Né à Lyon, franco-ivoirien, Michel Gbagbo est enseignant-chercheur en Psychologie à Abidjan. Il est l’auteur, en dehors de ses travaux universitaires, de plusieurs recueils de poésie et de nouvelles.  C’est un homme discret qui, sans être un leader politique, a toujours affirmé son attachement à la paix civile et oeuvré, dans toutes les situations, à l’apaisement des tensions.
Pendant le conflit postélectoral, réfugié avec sa femme et ses enfants à la résidence de son père, le Président Laurent Gbagbo, il fut enlevé le 11 avril 2011 après le bombardement de la résidence par l’armée française. Tous les occupants, hommes, femmes et enfants, ont été livrés aux troupes des anciens rebelles rebaptisées FRCI qui s’acharnèrent sur eux avec une rare violence, comme en témoignent les images diffusées alors sur toutes les chaînes de télévision.
D’abord séquestré au «Golf Hôtel», le QG d’Alassane Ouattara, il fut ensuite emprisonné dans un centre de détention à Bouna, au Nord-Est de la Côte d’Ivoire, en toute illégalité.
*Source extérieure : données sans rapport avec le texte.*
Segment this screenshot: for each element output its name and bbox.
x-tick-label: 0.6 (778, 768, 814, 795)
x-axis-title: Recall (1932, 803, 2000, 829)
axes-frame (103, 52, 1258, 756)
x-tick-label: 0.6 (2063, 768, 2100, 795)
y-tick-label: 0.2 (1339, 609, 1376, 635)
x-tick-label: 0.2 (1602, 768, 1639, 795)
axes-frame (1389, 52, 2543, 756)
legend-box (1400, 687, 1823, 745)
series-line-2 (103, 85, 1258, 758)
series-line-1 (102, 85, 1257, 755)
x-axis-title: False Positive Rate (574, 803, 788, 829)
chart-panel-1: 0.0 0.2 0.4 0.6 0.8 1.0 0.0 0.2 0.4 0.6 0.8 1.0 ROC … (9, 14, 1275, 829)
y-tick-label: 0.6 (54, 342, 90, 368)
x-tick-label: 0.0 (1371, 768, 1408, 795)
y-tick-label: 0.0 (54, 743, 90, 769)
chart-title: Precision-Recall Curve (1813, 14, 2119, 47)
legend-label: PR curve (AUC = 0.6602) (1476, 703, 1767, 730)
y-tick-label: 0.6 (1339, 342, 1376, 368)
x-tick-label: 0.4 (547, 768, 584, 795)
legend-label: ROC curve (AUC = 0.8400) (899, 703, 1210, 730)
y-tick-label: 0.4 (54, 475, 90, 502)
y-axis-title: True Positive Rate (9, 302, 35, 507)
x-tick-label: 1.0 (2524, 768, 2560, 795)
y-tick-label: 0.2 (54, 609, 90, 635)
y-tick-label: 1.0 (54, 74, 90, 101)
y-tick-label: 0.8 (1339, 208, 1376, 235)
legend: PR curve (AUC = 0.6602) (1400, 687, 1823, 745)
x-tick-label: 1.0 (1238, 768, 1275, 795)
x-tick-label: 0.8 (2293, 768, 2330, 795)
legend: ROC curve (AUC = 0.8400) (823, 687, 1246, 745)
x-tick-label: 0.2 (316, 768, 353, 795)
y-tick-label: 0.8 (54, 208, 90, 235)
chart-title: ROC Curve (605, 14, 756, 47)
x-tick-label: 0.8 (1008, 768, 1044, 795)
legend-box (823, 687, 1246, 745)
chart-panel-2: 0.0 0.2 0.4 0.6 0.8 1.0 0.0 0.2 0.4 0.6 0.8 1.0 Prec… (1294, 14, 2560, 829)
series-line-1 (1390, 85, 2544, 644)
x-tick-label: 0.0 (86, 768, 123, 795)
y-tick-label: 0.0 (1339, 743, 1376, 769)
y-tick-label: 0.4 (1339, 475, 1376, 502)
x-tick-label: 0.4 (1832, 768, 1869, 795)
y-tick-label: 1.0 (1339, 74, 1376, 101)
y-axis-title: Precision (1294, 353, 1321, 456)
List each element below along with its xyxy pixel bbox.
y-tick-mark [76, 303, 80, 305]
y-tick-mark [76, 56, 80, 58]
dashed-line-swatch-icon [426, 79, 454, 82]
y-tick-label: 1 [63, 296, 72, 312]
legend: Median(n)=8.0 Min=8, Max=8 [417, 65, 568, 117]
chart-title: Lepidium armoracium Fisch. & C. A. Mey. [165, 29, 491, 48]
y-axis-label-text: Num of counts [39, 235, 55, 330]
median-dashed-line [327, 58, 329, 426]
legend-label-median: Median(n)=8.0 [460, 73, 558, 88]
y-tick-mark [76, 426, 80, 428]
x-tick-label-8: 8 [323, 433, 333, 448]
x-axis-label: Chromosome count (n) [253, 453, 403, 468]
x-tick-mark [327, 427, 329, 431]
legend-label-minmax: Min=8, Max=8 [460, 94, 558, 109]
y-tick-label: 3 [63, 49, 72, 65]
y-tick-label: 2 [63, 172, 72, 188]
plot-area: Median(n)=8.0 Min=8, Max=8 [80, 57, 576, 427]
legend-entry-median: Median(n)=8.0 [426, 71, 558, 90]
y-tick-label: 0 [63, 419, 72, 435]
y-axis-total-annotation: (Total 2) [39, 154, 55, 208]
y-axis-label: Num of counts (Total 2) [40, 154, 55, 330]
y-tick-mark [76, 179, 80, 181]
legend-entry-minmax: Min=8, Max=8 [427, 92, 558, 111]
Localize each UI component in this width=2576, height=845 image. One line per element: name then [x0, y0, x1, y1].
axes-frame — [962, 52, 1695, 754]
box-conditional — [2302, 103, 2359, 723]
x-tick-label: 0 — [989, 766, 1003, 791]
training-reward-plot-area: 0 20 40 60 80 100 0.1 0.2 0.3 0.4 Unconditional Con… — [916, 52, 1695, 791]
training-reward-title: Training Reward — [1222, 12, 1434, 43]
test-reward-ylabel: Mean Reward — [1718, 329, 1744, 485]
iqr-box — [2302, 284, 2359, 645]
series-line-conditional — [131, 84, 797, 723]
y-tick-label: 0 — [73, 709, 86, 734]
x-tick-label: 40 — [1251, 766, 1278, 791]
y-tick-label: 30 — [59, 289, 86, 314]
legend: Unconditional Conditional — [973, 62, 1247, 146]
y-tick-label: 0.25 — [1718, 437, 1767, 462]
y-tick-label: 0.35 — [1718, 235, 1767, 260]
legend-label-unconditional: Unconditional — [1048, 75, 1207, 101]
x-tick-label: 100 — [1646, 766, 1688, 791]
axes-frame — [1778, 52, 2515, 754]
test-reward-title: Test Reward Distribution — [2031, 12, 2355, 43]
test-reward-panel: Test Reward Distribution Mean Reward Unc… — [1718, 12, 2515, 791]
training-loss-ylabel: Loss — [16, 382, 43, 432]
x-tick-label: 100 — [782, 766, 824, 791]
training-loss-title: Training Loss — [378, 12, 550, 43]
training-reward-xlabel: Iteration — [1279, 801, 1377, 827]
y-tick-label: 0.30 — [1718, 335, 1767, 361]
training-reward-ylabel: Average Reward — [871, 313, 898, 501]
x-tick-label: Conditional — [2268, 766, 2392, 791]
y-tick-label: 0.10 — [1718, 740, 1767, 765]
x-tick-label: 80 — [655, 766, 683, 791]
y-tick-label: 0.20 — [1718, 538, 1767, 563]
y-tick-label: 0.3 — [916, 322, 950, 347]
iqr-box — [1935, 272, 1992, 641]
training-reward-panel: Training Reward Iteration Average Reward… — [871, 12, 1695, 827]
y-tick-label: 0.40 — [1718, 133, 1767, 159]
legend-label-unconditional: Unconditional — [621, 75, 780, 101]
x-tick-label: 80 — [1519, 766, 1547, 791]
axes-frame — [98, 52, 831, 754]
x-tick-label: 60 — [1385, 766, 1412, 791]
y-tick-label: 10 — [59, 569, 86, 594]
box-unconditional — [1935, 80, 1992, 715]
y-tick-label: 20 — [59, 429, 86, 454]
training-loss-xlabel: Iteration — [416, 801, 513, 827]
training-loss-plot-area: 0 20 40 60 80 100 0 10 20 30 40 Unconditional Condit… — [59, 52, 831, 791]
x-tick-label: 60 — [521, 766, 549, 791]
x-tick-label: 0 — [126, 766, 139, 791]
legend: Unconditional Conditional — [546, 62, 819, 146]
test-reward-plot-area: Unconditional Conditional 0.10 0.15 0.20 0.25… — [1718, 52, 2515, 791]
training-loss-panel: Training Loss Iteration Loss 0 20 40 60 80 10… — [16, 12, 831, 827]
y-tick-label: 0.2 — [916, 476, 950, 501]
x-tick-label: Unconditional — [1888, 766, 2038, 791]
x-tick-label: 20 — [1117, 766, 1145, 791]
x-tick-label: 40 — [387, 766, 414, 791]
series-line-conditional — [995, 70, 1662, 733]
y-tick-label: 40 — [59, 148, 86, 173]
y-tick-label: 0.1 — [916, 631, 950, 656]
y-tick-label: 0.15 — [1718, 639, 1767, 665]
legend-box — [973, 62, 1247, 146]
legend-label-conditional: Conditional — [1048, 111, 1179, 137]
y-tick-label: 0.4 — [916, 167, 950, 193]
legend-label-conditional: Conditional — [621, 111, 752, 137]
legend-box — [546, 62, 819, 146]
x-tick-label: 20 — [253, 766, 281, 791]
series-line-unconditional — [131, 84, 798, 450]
Il ne faisait l’objet d’aucune poursuite au moment de son enlèvement, et le ministre ivoirien de la Justice ainsi qu’un des geôliers de Michel avoueront que ce dernier n’a été arrêté que parce qu’il était avec son père.
Après cinq mois de détention illégale, et suite à la saisine de la Cour de justice de la CEDEAO et à la dénonciation par Amnesty International des détentions arbitraires, sans fondements juridiques, le pouvoir de Guillaume Soro – alors Premier Ministre – imagina en août 2011 une série de motifs d’inculpations pour donner un cadre légal à une situation illégale.
Le caractère illégal et arbitraire de son arrestation fut confirmé par la Cour de Justice de la CEDEAO. Saisie pour violation des droits de l’homme, elle dit le 22 février 2013 «que l’arrestation et la détention de Michel GBAGBO effectuées dans le cadre de son assignation à résidence sont illégales, arbitraires et constituent une violation de l’article 6 de la Charte africaine des Droits de l’Homme et des Peuples« .
Plainte avec constitution de partie civile
En juin 2012, une plainte avec constitution de partie civile a été déposée en son nom par Maître Habiba Touré auprès de la Justice française contre Guillaume Soro et les Commandants de zone (« Com’zones ») pour «Enlèvement, séquestration et traitements inhumains et dégradants».
Les procès d’Assises des proches de Laurent Gbagbo
A Abidjan, en juillet 2013, au terme d’une seule journée d’audience, le Tribunal prit dans un délibéré la décision d’envoyer 84 personnes, dont Michel Gbagbo, en Cour d’Assises. Des condamnations à de très lourdes peines de prison seront prononcées en mars 2015 (pour Michel, 5 ans de prison).
Après une hospitalisation de plusieurs mois à la PISAM, à Abidjan, Michel fut enfin remis en liberté, par une décision de la Chambre d’Accusation du 6 août 2013, en même temps que 13 autres personnes proches du Président Gbagbo. Mais depuis cette date il n’a jamais pu quitter la Côte d’Ivoire, que ce soit pour rendre visite à sa famille française ou pour répondre aux convocations de la juge Madame Sabine Khéris chargée d’instruire sa plainte contre Guillaume Soro et les Com’zones.
Aujourd’hui, en lui intentant ce procès – qui est une atteinte à la liberté d’expression et d’opinion -, on veut l’empêcher de parler de l’existence et des conditions de vie des prisonniers politiques et, par extension, également de leurs familles.
En soutenant Michel, nous soutenons leur combat pour vivre libres.